Property Tax Exemptions & Relief
For information on Homestead Exemptions please follow this link to the Supervisor of Assessments webpage.
Some of the Homestead Exemptions available are:
General Homestead (Owner Occupied) Exemption
Homestead Improvement Exemption (HEI)
Returning Veterans' Homestead Exemption
Disabled Veterans' Standard Homestead Exemption
Specially-Adapted Housing Exemption for Veterans with Disabilities
Disabled Persons' Homestead Exemption
Senior Citizens Homestead Exemption
Senior Citizens Assessment Freeze Homestead Exemption (SCAFHE)
Model Home Assessment and Model Home Cancellation Notice
For more details and a complete list of available Homestead Exemptions, please go to the Supervisor of Assessments Homestead Exemption webpage.
Units of Federal, State and Local Government
For information and details on Non-Homestead Exemptions go to the Supervisor of Assessments Non-Homestead Exemption webpage.
Senior Citizens Real Estate Tax Deferral Program
This program allows qualified senior citizens to defer all or part of the property taxes on their personal residence. It's a form of a loan with a 6% interest rate, which is to be repaid after the taxpayers death or at the time the property is sold. Contact the Treasurer's office at (309) 888-5180 regarding this program and its deadlines.
To qualify you must:
- Be 65 or older by June 1 of the tax year
- Have a maximum household income of $55,000.
- Have lived in the property or other qualifying property for at least 3 years, except for periods in which you may have resided temporarily in a nursing or sheltered care home.
- Own the property which must be used exclusively for residential purposes. This includes a condominium or a dwelling unit in a multi-dwelling building that is owned and operated as a cooperative. Please note that joint ownership under this program is limited to you and your spouse.
- Not owe any delinquent property taxes on the property.
Note: The filing deadline for the program is March 1 of the tax year.
How much may be deferred?
Eligible residents may defer part or all of their property taxes for each year in which they qualify. The maximum, which may be deferred (including interest and fees), is 80% of the taxpayer's equity in the property.

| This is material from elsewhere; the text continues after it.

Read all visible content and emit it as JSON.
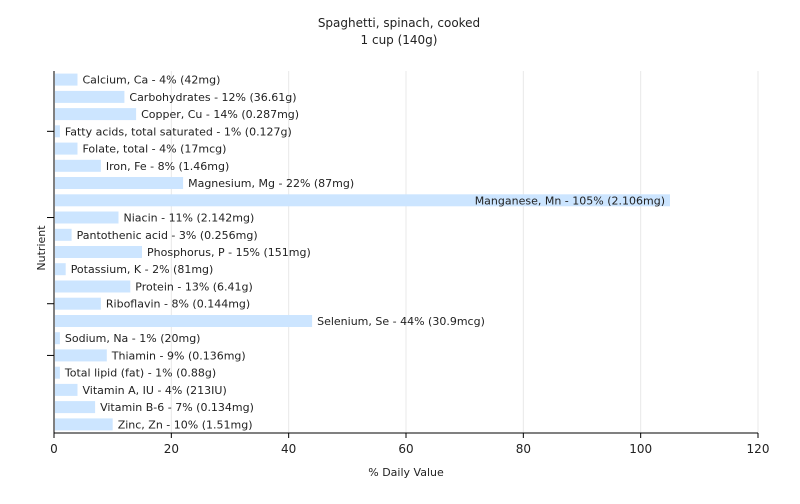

The maximum deferral per year is limited to $5,000.
When must deferred taxes be paid?
Property Taxes, which are deferred under this program, become due when the residence is sold or upon the death of the taxpayer. A surviving spouse who is at least age 55 within six months of the taxpayer's death may continue the deferral.
How does one apply for this tax deferral program?
Application for the Senior Citizens Real Estate Deferral Program must be made each year. The applications include:
- A request for information about the taxpayer, his or her income and the property for which the deferral is being sought.
- A request that any joint owners must agree to the deferral. Presentation of evidence of adequate insurance on the property.
- Completion of an agreement which sets out the conditions of the tax deferral, including the maximum amount which can be deferred, the interest rate to be charged, and the arrangements for repaying the "loan".
A brochure containing more detailed information can be obtained at the Collector's Office.